We have one difficulty, yet. These fallen angels were cast into hell (2 Pet. 2:4). But where is hell? Hell is under our feet. “The path of life leads upward for the wise, to keep him from going downward to Sheol” (Prov. 15:24). Since hell is the place of the dead, Israel, to flee from the fury of Jehovah, was going to dig until they reached hell, but Jehovah affirms that he would take them from hell (Amos 9:3).The prophet says, “Sheol from beneath has moved for you to meet you at your coming. It stirs up the dead for you, even all the rulers of the earth. It has raised up from their thrones all the kings of the nations” (Is. 14:9). The prophet Ezekiel says: “I made the nations to shake at the sound of his fall, when I cast him down to Sheol with those who descend into the pit” (Ezek. 31:16).

Hell is here on the earth, where the fallen angels are captive, tormenting and perverting the humans. Hell is this world, for only in hell there are the crimes and monstrosities that are committed here: The abuse of power, the exploration of the weaker, slavery of men by men, wars, genocides, perversions, prostitutions, child corruption. And does Jehovah rule over this world? “Say among the nations, ‘Jehovah reigns’” (Ps. 96:10). “Who would not fear Thee, O King of the nations? Indeed it is Thy due!” (Jer. 10:7). If Jehovah ruled over the nations before Jesus was born, he ruled over hell. And if he rules today, he rules over hell. And if we read in the New Testament that an angel, or angels, gave the law, and in the Old Testament we read that it was Jehovah, Jehovah is an angel. Whoever worships Jehovah, worships the angels. There is still more. Jesus is the King of kings and the Lord of lords (1 Tim. 6:15). Jesus rules everywhere, except in this world (John 18:36). And why does he not rule here? Because this world is hell, the only place where Jesus does not reign. But Jehovah ruled here, therefore, he ruled over hell (Ps. 47:2-8).

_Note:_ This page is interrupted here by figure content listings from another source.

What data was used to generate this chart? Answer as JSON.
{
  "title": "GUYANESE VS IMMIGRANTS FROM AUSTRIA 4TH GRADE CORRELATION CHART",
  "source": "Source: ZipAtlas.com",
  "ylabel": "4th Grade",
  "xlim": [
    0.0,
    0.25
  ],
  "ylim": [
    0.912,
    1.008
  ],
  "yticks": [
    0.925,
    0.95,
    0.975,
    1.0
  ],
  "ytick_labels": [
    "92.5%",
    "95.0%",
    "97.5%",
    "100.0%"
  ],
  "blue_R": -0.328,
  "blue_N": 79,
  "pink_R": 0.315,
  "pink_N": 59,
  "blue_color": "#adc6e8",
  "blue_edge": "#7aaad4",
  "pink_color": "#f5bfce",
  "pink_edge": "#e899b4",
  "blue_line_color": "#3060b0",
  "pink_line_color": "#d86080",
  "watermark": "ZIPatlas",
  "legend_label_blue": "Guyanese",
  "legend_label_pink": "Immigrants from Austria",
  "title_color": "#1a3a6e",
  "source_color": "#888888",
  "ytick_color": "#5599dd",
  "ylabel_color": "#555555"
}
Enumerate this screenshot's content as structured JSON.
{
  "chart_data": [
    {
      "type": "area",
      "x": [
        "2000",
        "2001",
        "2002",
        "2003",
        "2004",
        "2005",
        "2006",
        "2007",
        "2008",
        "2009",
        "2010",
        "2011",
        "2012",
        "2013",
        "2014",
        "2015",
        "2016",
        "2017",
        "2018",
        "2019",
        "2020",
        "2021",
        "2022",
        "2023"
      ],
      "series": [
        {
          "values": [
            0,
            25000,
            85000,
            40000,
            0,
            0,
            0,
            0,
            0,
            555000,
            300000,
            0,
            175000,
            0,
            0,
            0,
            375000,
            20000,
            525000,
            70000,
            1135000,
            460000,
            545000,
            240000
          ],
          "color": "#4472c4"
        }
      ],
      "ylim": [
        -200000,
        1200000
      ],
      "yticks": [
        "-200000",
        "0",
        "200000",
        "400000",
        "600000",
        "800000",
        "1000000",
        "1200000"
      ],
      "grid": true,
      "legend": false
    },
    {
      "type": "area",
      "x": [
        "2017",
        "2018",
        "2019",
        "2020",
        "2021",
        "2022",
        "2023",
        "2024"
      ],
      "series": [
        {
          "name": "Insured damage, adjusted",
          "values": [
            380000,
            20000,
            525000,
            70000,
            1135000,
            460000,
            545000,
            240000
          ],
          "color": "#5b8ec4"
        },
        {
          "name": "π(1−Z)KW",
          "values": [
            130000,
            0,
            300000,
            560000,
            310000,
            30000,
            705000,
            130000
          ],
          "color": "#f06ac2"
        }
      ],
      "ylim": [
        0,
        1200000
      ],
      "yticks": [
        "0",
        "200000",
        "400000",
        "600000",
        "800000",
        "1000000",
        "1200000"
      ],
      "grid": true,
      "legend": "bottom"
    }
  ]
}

There is more: Jesus said that all men were dead before he came into the world (Matt. 8:21-22). Those who died were dead, and those who buried them were also dead. The place where death reigns in such a way is hell, and Jehovah ruled over the dead; therefore, he ruled over hell. And there is more. The demon-possessed Gadarene had in him two thousand demons (Mark 5:13). If a demon possessed had two thousand demons, the world had billions of them. And Jesus said that the kingdom of God comes only where demons leave (Matt. 12:28). Well, Jehovah ruled over a world infested by demons, and the place where the demons live is hell, therefore Jehovah ruled over hell. The very Jehovah sent the demons (1 Sam. 16:14-15). The salvation of Jesus, the great salvation, consists of delivering men from hell and taking them into the kingdom of the love of God (Col. 1:12-13; Acts 26:18).